Worked example: aircond (multistage, continuous, complete recourse)

aircond’s node decisions RegularProd and OvertimeProd are bounded NonNegativeReals; the only hard constraint on them is RegularProd <= Capacity. The material-balance constraint lets the free Inventory variable absorb any demand imbalance as penalized backorder, so aircond has relatively complete recourse: any capacity-respecting production plan is feasible to fix on every path. No rounding is needed – the multistage analogue of farmer.

mpisppy/tests/examples/aircond_auxiliary.py (kept beside the model so the <module>_auxiliary discovery resolves):

import numpy as np
from mpisppy.utils.xhat_helpers import ef_xhat_nonants
from mpisppy.tests.examples.aircond import (
    scenario_creator, scenario_names_creator,
)


def feasible_xhat_creator(*, solver_name, solver_options=None,
                          branching_factors=None, **scenario_creator_kwargs):
    proxy_kwargs = dict(scenario_creator_kwargs)
    proxy_kwargs["branching_factors"] = branching_factors
    proxy_kwargs["sigma_dev"] = 0.0   # expected-value tree
    proxy_kwargs["mu_dev"] = 0.0
    proxy_kwargs.setdefault("start_seed", 0)
    snames = scenario_names_creator(int(np.prod(branching_factors)))
    return ef_xhat_nonants(
        scenario_creator, snames, solver_name=solver_name,
        scenario_creator_kwargs=proxy_kwargs, solver_options=solver_options,
    )

The expected-value tree has the same node structure as the real problem (every real non-leaf node has a counterpart), but with sigma_dev=0 it is a trivial deterministic LP. For a model whose true EF is a hard MIP, the proxy’s LP relaxation is where the speedup lives; here aircond is already an LP, so the proxy’s value is to demonstrate the convention and to hand back a feasible deterministic policy. You are free to use any method that yields a feasible per-node candidate – a closed-form myopic rule (set each node’s RegularProd = min(Capacity, max(0, expected demand - incoming inventory))) builds one with no solve and no file at all.

See also

  • Jensen’s Bound as potential starting bound – Jensen’s bound and the --*-try-jensens-first flags. Shares the average_scenario_creator convention but uses it for a different contract (silently-skip-on-infeasibility candidate xhat, plus an outer-bound path that feasible_xhat_creator does not address).
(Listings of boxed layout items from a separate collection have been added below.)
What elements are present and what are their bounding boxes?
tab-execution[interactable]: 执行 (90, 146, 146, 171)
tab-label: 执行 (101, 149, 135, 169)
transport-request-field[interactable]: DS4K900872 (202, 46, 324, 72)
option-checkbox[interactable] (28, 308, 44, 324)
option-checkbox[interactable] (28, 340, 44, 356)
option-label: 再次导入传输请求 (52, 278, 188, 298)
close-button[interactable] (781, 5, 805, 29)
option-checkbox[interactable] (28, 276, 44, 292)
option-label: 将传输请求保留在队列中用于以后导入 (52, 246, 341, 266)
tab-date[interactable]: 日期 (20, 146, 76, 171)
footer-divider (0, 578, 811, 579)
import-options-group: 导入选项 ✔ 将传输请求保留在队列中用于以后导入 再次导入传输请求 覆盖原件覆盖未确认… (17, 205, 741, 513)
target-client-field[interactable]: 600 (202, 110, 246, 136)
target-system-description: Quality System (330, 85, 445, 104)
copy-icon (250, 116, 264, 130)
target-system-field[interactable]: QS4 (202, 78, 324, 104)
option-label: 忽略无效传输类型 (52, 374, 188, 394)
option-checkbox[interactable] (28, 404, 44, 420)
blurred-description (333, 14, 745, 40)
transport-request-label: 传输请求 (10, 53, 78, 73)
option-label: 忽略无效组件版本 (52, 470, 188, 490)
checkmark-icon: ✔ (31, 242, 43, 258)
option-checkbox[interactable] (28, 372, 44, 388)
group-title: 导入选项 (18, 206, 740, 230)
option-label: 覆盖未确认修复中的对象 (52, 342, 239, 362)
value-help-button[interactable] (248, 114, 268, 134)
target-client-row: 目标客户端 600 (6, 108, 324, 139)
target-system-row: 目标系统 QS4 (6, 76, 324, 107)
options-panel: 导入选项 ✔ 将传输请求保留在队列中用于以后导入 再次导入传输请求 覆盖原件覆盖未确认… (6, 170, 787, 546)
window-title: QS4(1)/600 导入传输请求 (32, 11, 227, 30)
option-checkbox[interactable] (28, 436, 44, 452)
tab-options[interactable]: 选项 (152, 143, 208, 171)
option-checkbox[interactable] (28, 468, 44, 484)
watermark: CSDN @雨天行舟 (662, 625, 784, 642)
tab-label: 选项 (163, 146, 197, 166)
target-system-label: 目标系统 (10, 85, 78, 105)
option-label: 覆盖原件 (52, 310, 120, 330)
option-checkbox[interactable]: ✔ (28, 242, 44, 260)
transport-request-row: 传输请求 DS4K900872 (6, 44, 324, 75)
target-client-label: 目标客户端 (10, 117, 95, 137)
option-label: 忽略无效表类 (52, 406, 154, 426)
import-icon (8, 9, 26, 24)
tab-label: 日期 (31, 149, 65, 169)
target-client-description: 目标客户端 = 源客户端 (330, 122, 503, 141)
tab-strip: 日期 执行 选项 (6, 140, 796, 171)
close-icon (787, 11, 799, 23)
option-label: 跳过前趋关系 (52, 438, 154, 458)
  • scenario_creator function – the core scenario-module conventions (scenario_creator, scenario_names_creator, …) that are prerequisites for everything in this document.

Heuristics fixing methods

For some problems, you might have heuristic ways to fix many of the nonanticipative variables. Once they are fixed, the resulting problem might solve fairly quickly, which can be the basis for a feasible_xhat_creator function.